If you define "concentration ratio" as GramsOfPowders / MlOfFinalVolume, then the failing samples had ratios of .46 and .63, and the successful samples had ratios of .35 and .33. So I'm suspecting that when concentration ratio gets much above .35, the concentrate becomes susceptible to this crystallization-problem that PE described here. If so, then I need to reduce concentration, and I have some ideas for that. One is to reduce the ascorbic acid some, which will also reduce the metaborate. Another is to replace some of the metaborate with TEA. Or one could simply add more propylene glycol. If somebody has suggestions about this, I welcome them...
Just to confirm that D-316 is still clear with no precipitate at 6 months old.

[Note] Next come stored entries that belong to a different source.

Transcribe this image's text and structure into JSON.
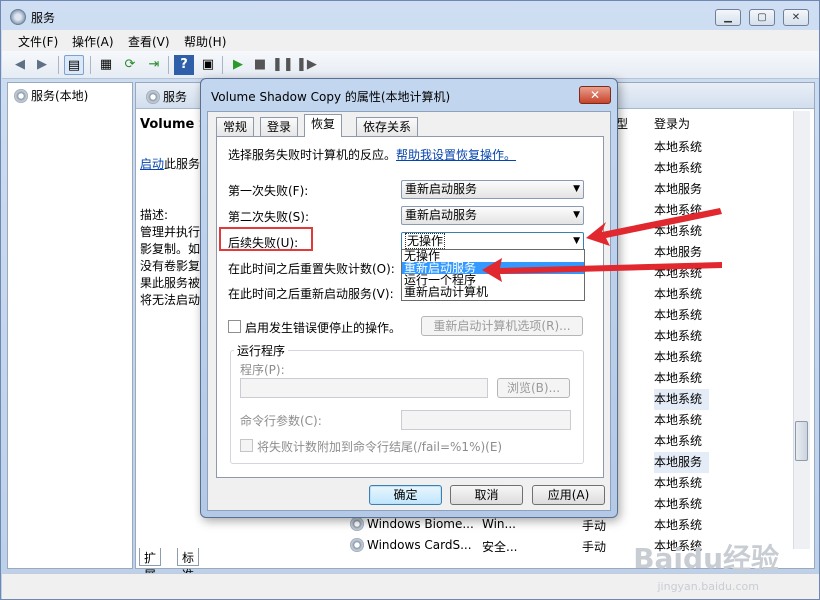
{
  "window": {
    "title": "服务"
  },
  "menu": [
    "文件(F)",
    "操作(A)",
    "查看(V)",
    "帮助(H)"
  ],
  "left_pane": {
    "node": "服务(本地)"
  },
  "right_pane": {
    "header": "服务",
    "service_name": "Volume S",
    "start_link": "启动",
    "start_suffix": "此服务",
    "desc_label": "描述:",
    "desc_lines": [
      "管理并执行",
      "影复制。如",
      "没有卷影复",
      "果此服务被",
      "将无法启动"
    ],
    "col_type": "型",
    "col_logon": "登录为",
    "logon_values": [
      "本地系统",
      "本地系统",
      "本地服务",
      "本地系统",
      "本地系统",
      "本地服务",
      "本地系统",
      "本地系统",
      "本地系统",
      "本地系统",
      "本地系统",
      "本地系统",
      "本地系统",
      "本地系统",
      "本地系统",
      "本地服务",
      "本地系统",
      "本地系统",
      "本地系统",
      "本地系统"
    ],
    "bottom_rows": [
      {
        "name": "Windows Biome...",
        "desc": "Win...",
        "startup": "手动",
        "logon": "本地系统"
      },
      {
        "name": "Windows CardS...",
        "desc": "安全...",
        "startup": "手动",
        "logon": "本地系统"
      }
    ]
  },
  "bottom_tabs": [
    "扩展",
    "标准"
  ],
  "dialog": {
    "title": "Volume Shadow Copy 的属性(本地计算机)",
    "tabs": [
      "常规",
      "登录",
      "恢复",
      "依存关系"
    ],
    "active_tab": "恢复",
    "intro_text": "选择服务失败时计算机的反应。",
    "help_link": "帮助我设置恢复操作。",
    "first_failure_label": "第一次失败(F):",
    "first_failure_value": "重新启动服务",
    "second_failure_label": "第二次失败(S):",
    "second_failure_value": "重新启动服务",
    "subsequent_label": "后续失败(U):",
    "subsequent_value": "无操作",
    "dropdown_options": [
      "无操作",
      "重新启动服务",
      "运行一个程序",
      "重新启动计算机"
    ],
    "dropdown_selected_index": 1,
    "reset_label": "在此时间之后重置失败计数(O):",
    "restart_label": "在此时间之后重新启动服务(V):",
    "enable_stop_label": "启用发生错误便停止的操作。",
    "restart_computer_btn": "重新启动计算机选项(R)...",
    "run_program_group": "运行程序",
    "program_label": "程序(P):",
    "browse_btn": "浏览(B)...",
    "cmd_params_label": "命令行参数(C):",
    "append_fail_label": "将失败计数附加到命令行结尾(/fail=%1%)(E)",
    "ok": "确定",
    "cancel": "取消",
    "apply": "应用(A)"
  },
  "watermark": {
    "brand": "Baidu经验",
    "url": "jingyan.baidu.com"
  },
  "colors": {
    "accent": "#3399ff",
    "highlight_border": "#e03a3a",
    "arrow": "#e0282e"
  }
}
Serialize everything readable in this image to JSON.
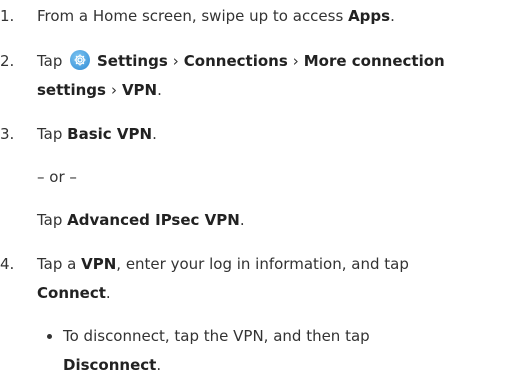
{
  "steps": [
    {
      "number": "1.",
      "prefix": "From a Home screen, swipe up to access ",
      "bold": "Apps",
      "suffix": "."
    },
    {
      "number": "2.",
      "tap": "Tap",
      "settings": "Settings",
      "sep": "›",
      "connections": "Connections",
      "more1": "More connection",
      "more2": "settings",
      "vpn": "VPN",
      "end": "."
    },
    {
      "number": "3.",
      "prefix": "Tap ",
      "bold": "Basic VPN",
      "suffix": "."
    },
    {
      "or": "– or –"
    },
    {
      "prefix": "Tap ",
      "bold": "Advanced IPsec VPN",
      "suffix": "."
    },
    {
      "number": "4.",
      "prefix": "Tap a ",
      "bold": "VPN",
      "middle": ", enter your log in information, and tap",
      "bold2": "Connect",
      "suffix": "."
    }
  ],
  "bullet": {
    "prefix": "To disconnect, tap the VPN, and then tap",
    "bold": "Disconnect",
    "suffix": "."
  },
  "icons": {
    "settings": "settings-gear-icon",
    "bullet": "bullet-dot-icon"
  },
  "colors": {
    "text": "#333333",
    "settings_icon": "#2d89d4"
  }
}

It has a concentration ratio (2.2+4.5)/20 = 0.335
Get your hands on potassium sulphite or potassium metabisulphite (and react it with potassium hydroxide beforehand) if you want to make a high-sulphite concentrate.
I've made a very high phenidone-ascorbate concentrate, but using potassium ascorbate. React the AA prior with a potassium salt like KOH. Shouldn't need as much sulphite for preservative with high ascorbate content. If you want to add salicylic acid, just use supermarket aspirin, it will hydrolyse in solution to salicylate.
If then the only role left for sulphite is to act as a fine grain solvent. You could use a very small amount of potassium thiocyanate (as in a non-highlight clearing/non-reversal amount for the process times).
My current concentrate is a bit different I made is similar, 4-aminophenol, potassium ascorbate and CD-2, still good after over a year, with some floating precipitate (saturated solution, like this since fresh). It is 1+24 to 1+49 dilution (20 min for HP5+ etc at 1+49), produces a negative that has higher local contrast with better micro details, but prints on a higher grade filter for the same black to white range (good for high contrast subjects already printing at 0), has more accentuated grain though.
If you want a very high keeping life of concentrates, if you're going to split it into a 2 part solution anyway, making the part with the developing agents pH 4-6, with potassium metabisulphite and/or ascorbic acid etc, should increase the shelf life due to lower pH.